Colonial and post-colonial India are divisions that are now more relevant to a historian than a littérateur because Indian-English literature has transcended the barriers of petty classifications and has become amalgamated with mainstream English literature. When V. S. Naipaul at a writers’ retreat in Neemrana, Delhi, scoffed at some of the writers’ fixation with colonialism, his point was worth noting. Writers of Indian origin, especially NRI writers like Salman Rushdie, Anita Desai and Amitav Ghosh have gained enormous respect in the literary circle of the world, particularly in the field of fiction. The NRI writers have explored their sense of dislocation, which is a perennial theme in all exile literature. In fact NRI writers have given more poignancy to the exploration by dealing not only with a geographical but also a socio-cultural sense of displacement.
Non-resident Indian writers can be grouped into two distinct classes. One class comprises those who have spent a part of their life in India and have carried the baggage of their native land offshore. The other class comprises those who have been bred since childhood outside India. They have had a view of their country only from the outside as an exotic place of their origin. The former group of NRIs have a literal displacement whereas the latter group find themselves rootless. Both the groups of NRI writers have produced an enviable corpus of English literature. Their concerns are global concerns as today’s world is afflicted with the problems of immigration, refugees, exiles and they all give birth to that very sense of displacement and rootlessness.

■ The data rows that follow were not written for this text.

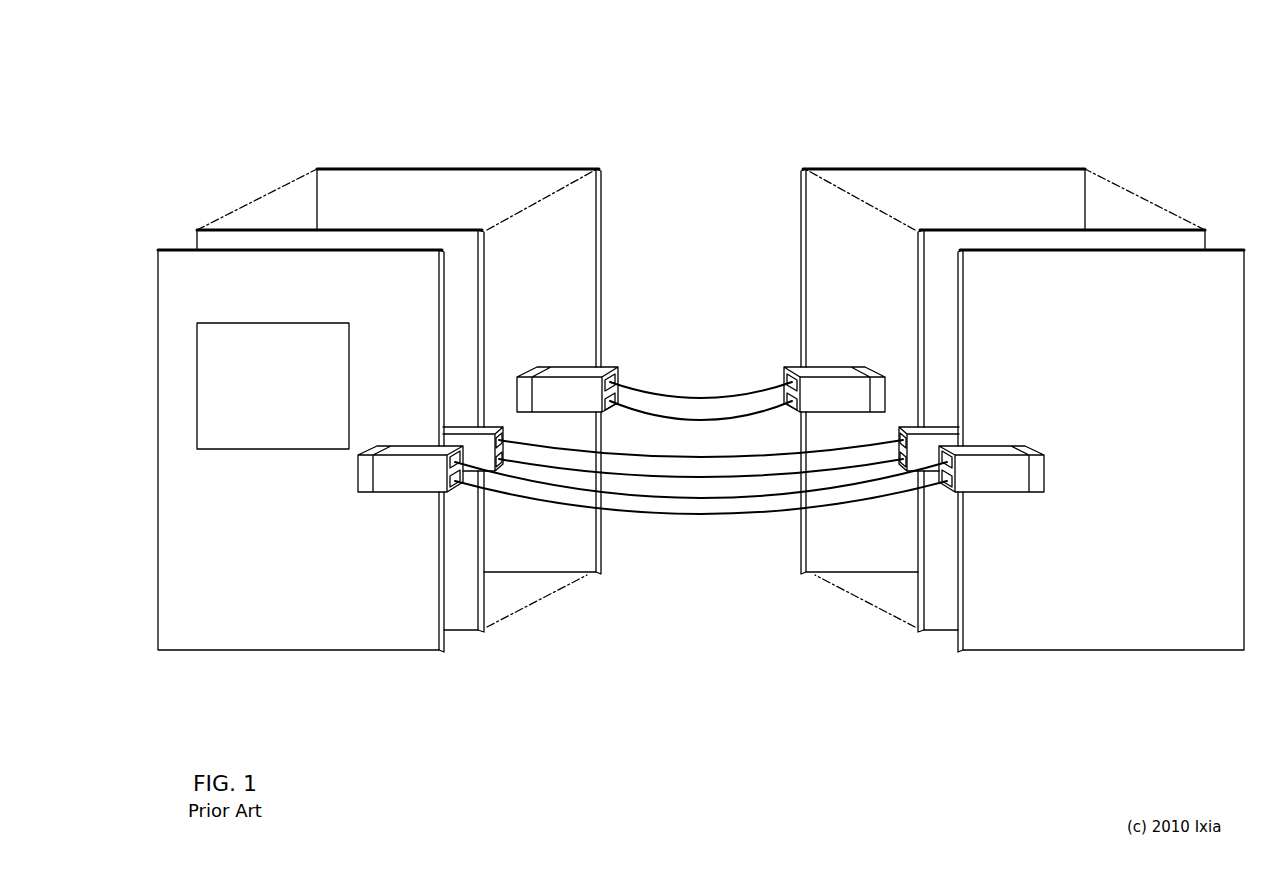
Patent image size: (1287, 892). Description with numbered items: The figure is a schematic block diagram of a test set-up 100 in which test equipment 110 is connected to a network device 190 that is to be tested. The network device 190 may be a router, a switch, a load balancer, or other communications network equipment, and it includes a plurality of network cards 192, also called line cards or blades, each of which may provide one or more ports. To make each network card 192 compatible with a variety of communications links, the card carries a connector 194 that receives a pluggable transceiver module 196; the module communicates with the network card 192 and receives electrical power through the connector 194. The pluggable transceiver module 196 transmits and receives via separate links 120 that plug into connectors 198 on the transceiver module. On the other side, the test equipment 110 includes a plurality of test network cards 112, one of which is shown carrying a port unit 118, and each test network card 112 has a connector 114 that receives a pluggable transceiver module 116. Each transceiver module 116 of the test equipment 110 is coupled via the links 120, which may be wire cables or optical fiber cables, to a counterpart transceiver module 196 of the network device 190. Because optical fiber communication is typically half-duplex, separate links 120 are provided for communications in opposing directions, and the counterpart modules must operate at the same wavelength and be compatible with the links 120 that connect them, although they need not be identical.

The test environment 100 is at (232, 62).
The test equipment 110 is at (613, 159).
The test network card 112 is at (312, 652).
The connector 114 is at (367, 492).
The pluggable transceiver module 116 is at (412, 492).
The port unit 118 is at (273, 386).
The links 120 is at (728, 498).
The network device 190 is at (1255, 159).
The network card 192 is at (1092, 652).
The connector 194 is at (1033, 492).
The pluggable transceiver module 196 is at (990, 492).
The connectors 198 is at (950, 483).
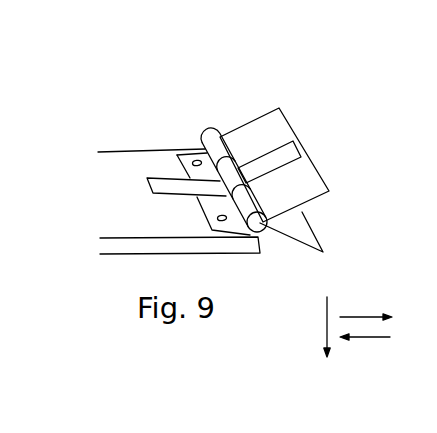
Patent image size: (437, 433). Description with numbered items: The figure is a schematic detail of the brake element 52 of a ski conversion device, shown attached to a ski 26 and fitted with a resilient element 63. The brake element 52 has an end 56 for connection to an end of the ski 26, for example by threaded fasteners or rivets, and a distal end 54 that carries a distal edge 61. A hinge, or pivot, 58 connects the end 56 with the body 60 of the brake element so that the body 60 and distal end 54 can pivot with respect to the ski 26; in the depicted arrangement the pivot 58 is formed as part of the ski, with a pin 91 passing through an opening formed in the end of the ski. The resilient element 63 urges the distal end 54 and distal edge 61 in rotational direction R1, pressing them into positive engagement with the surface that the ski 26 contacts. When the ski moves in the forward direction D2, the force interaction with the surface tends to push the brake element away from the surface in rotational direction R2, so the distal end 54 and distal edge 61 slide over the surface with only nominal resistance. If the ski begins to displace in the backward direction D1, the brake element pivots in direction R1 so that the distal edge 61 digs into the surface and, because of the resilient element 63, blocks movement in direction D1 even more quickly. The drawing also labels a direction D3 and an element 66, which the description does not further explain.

The ski 26 is at (110, 140).
The brake element 52 is at (251, 109).
The distal end 54 is at (334, 212).
The end 56 is at (231, 238).
The hinge 58 is at (211, 124).
The body 60 is at (298, 127).
The distal edge 61 is at (318, 236).
The resilient element 63 is at (294, 156).
The mounting member 66 is at (33, 432).
The pin 91 is at (258, 224).
The rotational direction R1 is at (195, 108).
The rotational direction R2 is at (161, 104).
The backward direction D1 is at (362, 316).
The forward direction D2 is at (363, 338).
The third direction D3 is at (327, 322).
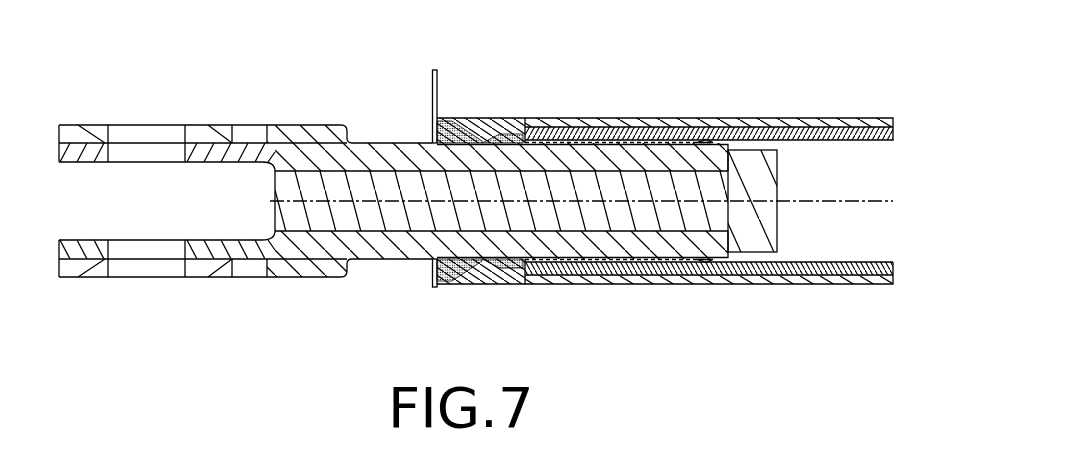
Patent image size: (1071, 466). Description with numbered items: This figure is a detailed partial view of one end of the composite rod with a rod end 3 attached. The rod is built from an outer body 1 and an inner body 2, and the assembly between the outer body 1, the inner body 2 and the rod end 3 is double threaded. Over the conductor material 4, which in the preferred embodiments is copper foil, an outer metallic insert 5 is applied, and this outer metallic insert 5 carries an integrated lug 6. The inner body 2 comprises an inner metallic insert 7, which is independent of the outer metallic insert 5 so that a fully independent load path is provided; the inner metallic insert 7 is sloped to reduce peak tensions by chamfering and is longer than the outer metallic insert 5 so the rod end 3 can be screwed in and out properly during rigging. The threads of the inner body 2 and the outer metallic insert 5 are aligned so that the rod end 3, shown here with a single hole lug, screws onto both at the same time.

The outer body 1 is at (852, 280).
The inner body 2 is at (793, 268).
The rod end 3 is at (258, 270).
The conductor material 4 is at (812, 127).
The outer metallic insert 5 is at (520, 127).
The integrated lug 6 is at (430, 103).
The inner metallic insert 7 is at (541, 137).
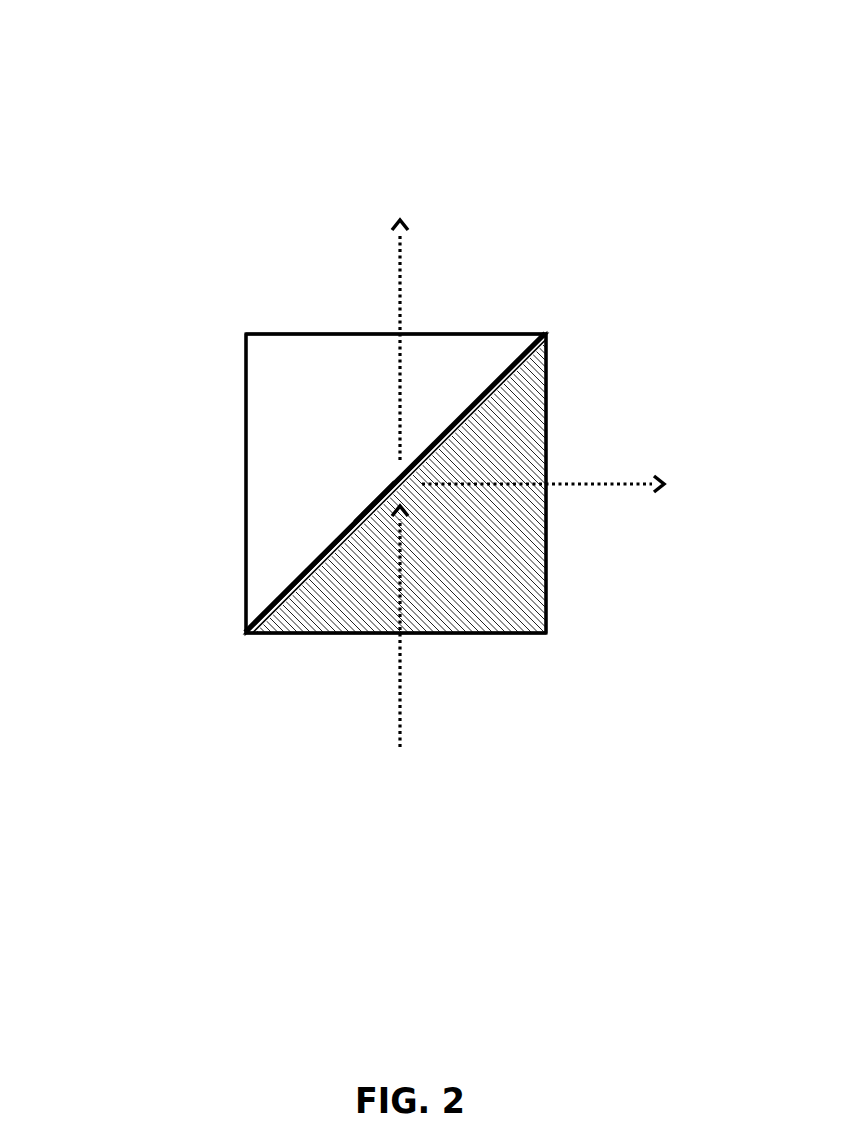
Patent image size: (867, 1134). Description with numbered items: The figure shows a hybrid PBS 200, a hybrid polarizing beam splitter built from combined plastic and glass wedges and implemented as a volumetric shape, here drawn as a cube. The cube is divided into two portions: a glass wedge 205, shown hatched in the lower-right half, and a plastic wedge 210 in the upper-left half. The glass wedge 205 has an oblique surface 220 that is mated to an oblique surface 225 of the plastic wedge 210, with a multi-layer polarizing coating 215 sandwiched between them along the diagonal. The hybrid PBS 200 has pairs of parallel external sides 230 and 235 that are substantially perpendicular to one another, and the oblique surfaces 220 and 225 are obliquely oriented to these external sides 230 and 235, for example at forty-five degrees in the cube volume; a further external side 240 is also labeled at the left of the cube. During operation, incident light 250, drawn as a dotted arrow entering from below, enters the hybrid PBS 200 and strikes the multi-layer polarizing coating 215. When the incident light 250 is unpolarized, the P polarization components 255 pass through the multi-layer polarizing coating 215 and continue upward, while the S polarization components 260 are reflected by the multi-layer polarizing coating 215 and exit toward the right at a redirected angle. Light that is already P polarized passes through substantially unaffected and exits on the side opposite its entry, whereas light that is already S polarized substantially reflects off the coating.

The hybrid PBS 200 is at (139, 67).
The glass wedge 205 is at (528, 616).
The plastic wedge 210 is at (222, 245).
The multi-layer polarizing coating 215 is at (294, 575).
The oblique surface 220 is at (297, 590).
The oblique surface 225 is at (368, 512).
The external sides 230 is at (478, 334).
The external sides 235 is at (546, 415).
The left face 240 is at (246, 425).
The incident light 250 is at (398, 700).
The P polarization components 255 is at (400, 278).
The S polarization components 260 is at (617, 485).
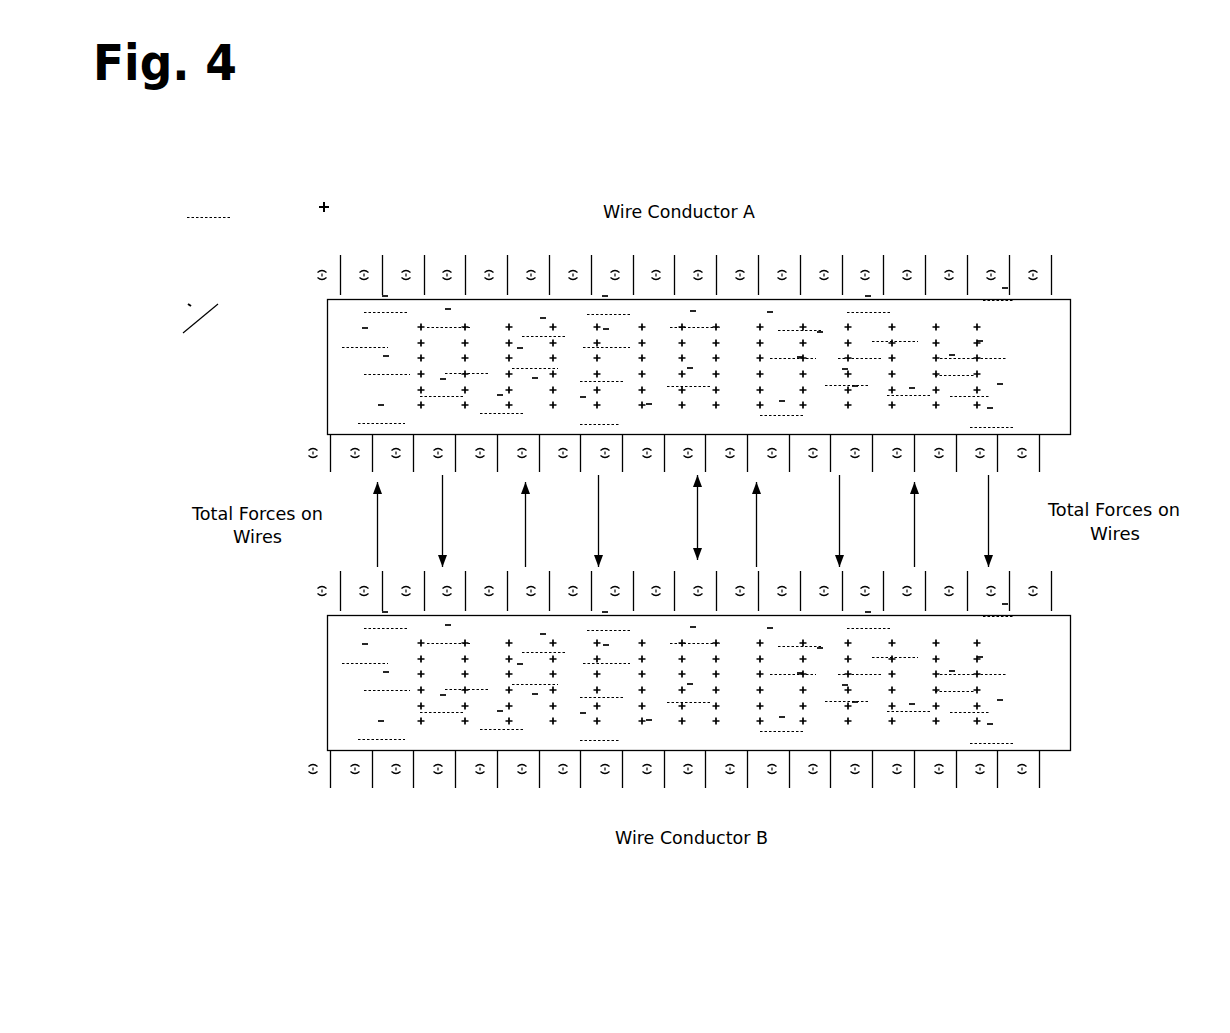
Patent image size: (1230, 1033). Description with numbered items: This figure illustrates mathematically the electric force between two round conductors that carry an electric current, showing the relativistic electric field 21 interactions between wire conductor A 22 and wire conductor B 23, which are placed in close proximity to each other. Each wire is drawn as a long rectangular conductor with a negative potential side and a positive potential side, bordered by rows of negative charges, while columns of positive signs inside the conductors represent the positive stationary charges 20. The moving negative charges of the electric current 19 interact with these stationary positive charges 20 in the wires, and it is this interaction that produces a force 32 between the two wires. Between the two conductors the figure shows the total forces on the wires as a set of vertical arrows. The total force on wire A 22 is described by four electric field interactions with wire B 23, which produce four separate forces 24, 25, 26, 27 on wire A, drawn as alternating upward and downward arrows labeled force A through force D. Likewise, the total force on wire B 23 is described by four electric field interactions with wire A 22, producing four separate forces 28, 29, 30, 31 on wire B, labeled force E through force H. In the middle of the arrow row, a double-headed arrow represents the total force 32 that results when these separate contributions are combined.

The electric current 19 is at (207, 293).
The positive stationary charges 20 is at (339, 188).
The relativistic electric field 21 is at (224, 186).
The wire conductor A 22 is at (1042, 226).
The wire conductor B 23 is at (1125, 678).
The force 24 is at (376, 524).
The force 25 is at (441, 521).
The force 26 is at (524, 527).
The force 27 is at (597, 521).
The force 28 is at (755, 523).
The force 29 is at (838, 521).
The force 30 is at (913, 524).
The force 31 is at (987, 521).
The total force 32 is at (674, 520).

The first group of NRI writers have already established their credentials but recently the second group of NRI writers have seen their ranks swell enormously and many among them like Rohinton Mistry, Jhumpa Lahiri have already made a name for themselves. Formerly NRI writers dealt generally with NRI characters but lately they have also taken a liking for Western characters and they have been convincing in dealing with them. The big issues like religious intolerance and racial discrimination are no longer the main concern of an NRI writer. The world as a global village has become more accommodating and now what matters are the small things. Little, unacknowledged things gain enormous importance in changed situations. It is here that the differing reactions by Western and NRI characters towards similar circumstances are found to differ only superficially. The inner needs of all human beings are the same. If alienation is a part of NRI experience then it does not mean it won’t find a victim in a Western character- some might be alienated from happiness, some from peace and so on.